Tentu saja ada kebijakan yang berbeda-beda antara maskapai mengenai berapa banyak unit power bank yang diizinkan. Misalnya, Korean Air memperbolehkan maksimal lima unit 100 Wh per penumpang. Asiana Airlines menetapkan bahwa baterai lithium cadangan dan baterai tambahan dengan kapasitas sampai 160 Wh harus dikemas dengan pelindung anti-korsleting. Sementara itu, Singapore Airlines dan Scoot membolehkan baterai hingga 100 Wh tanpa izin, tetapi untuk kapasitas antara 100-160 Wh, memerlukan persetujuan terlebih dahulu.
Cathay Pacific dan Hong Kong Express memperbolehkan hingga kapasitas 100 Wh, Air Asia juga mengikuti dengan batas maksimal 100 Wh atau 20.000 mAh. Jika melebihi kapasitas tersebut, penumpang wajib mendapatkan izin dari maskapai. Qantas dan Virgin Australia menetapkan bahwa power bank harus dibawa ke dalam kabin dan dikemas dengan aman guna mencegah korsleting. Baterai jenis lain seperti alkaline (baterai biasa) tetap diperbolehkan selama tidak lebih dari 12 volt dan dikemas dengan cara yang aman.
Sejalan dengan itu, para pakar dari Universitas RMIT dan UNSW di Australia menjelaskan bahwa meskipun baterai lithium-ion ini efisien dan memiliki kapasitas tinggi, mereka memiliki sifat yang sangat reaktif dan mudah terbakar. Risiko kebakaran dapat meningkat secara signifikan jika baterai mengalami kerusakan, menggembung, atau mengalami overheat.

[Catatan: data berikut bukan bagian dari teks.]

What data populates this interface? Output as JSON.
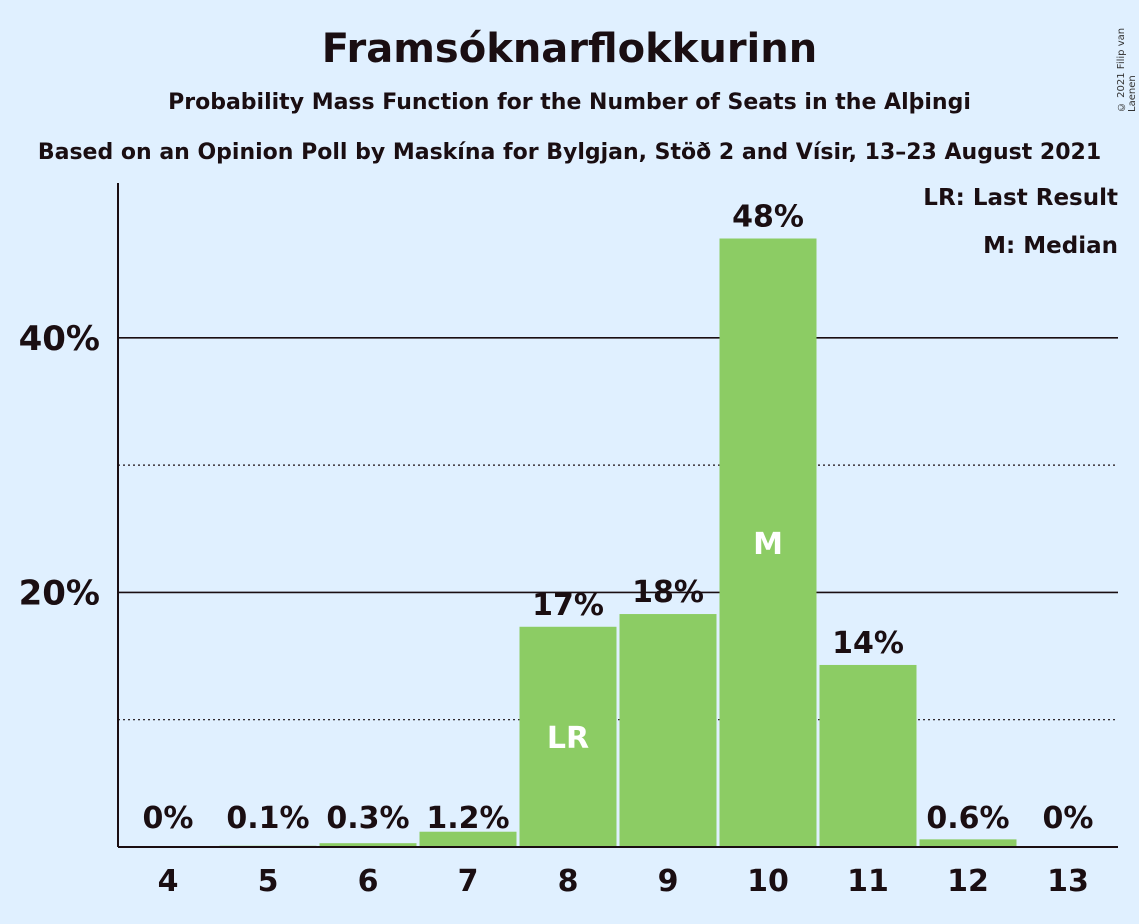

“Baterai lithium dapat bertindak sebagai sumber penyulut, atau sebagai bahan bakar untuk api yang sudah terjadi,” jelas pakar tersebut. Oleh karena itu, sangat dianjurkan untuk memeriksa kondisi fisik power bank sebelum keberangkatan. Jika terdeteksi adanya kerusakan atau kejanggalan, lebih baik untuk tidak membawanya dan segera membuangnya sesuai dengan aturan setempat.